CSE 171: User Interface Design: Social and Technical Issues
6. Some Further Examples and Theory of Semiotic Morphisms

This chapter of the class notes first explores direct manipulation, and in particular, its relationship to semiotic morphisms; it then gives some notes on chapter 5 of the text, explaining how this material could have been enriched using notions of preservation for semiotic morphisms, and it concludes with some additional remarks, mainly of a mathematical character, on semiotic morphisms, supplementing what is in the assigned readings.

6.1 Direct Manipulation

Ben Shneiderman is known for his sustained and enthusiastic advocacy of direct manipulation, although he was not the originator of the idea, which he attributes to Ted Nelson. Shneiderman says that direct manipulation is characterized by the following features: (1) analogical representation; (2) incremental operation; (3) reversibility; (4) physical action instead of syntax; (5) immediate visibility of results; and (6) graphic form.

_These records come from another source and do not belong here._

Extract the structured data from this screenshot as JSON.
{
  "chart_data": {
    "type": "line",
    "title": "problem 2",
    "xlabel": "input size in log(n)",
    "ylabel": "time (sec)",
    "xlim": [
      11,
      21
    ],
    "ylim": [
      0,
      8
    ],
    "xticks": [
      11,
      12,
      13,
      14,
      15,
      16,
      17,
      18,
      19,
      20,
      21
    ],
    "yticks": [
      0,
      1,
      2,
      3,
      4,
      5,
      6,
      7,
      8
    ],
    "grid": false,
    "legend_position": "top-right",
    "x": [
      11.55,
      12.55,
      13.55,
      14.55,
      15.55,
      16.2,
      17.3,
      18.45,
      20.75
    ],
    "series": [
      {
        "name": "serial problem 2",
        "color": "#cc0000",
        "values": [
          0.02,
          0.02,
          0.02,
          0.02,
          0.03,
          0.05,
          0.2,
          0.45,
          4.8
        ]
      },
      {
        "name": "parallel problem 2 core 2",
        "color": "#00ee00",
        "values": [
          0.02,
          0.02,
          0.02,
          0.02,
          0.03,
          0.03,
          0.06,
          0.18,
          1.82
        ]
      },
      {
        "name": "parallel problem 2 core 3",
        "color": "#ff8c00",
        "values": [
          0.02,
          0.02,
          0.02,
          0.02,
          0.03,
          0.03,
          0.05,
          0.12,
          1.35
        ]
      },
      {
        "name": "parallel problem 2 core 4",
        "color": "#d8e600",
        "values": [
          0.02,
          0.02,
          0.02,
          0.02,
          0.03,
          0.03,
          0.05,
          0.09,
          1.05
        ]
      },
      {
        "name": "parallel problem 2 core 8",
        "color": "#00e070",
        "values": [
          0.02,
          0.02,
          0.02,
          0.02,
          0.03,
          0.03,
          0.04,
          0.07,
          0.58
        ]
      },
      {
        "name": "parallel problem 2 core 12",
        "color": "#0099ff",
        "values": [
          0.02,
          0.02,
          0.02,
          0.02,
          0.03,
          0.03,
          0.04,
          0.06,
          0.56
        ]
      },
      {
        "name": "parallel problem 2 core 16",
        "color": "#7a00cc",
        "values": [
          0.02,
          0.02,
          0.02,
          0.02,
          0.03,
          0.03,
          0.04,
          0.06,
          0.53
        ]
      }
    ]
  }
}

I would especially emphasize points (1) and (4). About the limitations to visibility in (5) and to graphics in (6), it seems to me that representations can involve other senses than just sight. That point (1) for direct manipulation is an analogy or metaphor is very relevant for us, because it says that direct manipulation involves a semiotic morphism. The physical nature of this metaphor (in (4)) makes it seem more direct and concrete, and thus easier for users to grasp and to apply. Leibniz, who was no doubt thinking of mathematical notation, makes a similar point when he says:

In signs, one sees an advantage for discovery that is greatest when they express the exact nature of a thing briefly and, as it were, picture it; then, indeed, the labor of thought is wonderfully diminished.
A good example of this phenomenon is the difference between doing proofs in plane geometry with diagrams and doing them with axioms; in fact, the constructions of traditional Euclidean plane geometry rely on a kind of direct manipulation interface. Insight and creativity are enchanced by using a more direct and physical notation, due to the greater sense of involvement and connection that it produces. This in turn is due to the closer association with one's already existing sensory-motor schemata, which is closely related to important themes in contemporary cognitive linguistics on the nature of metaphor, where it is said that the most basic metaphors are image schemas that are grounded in human embodiment.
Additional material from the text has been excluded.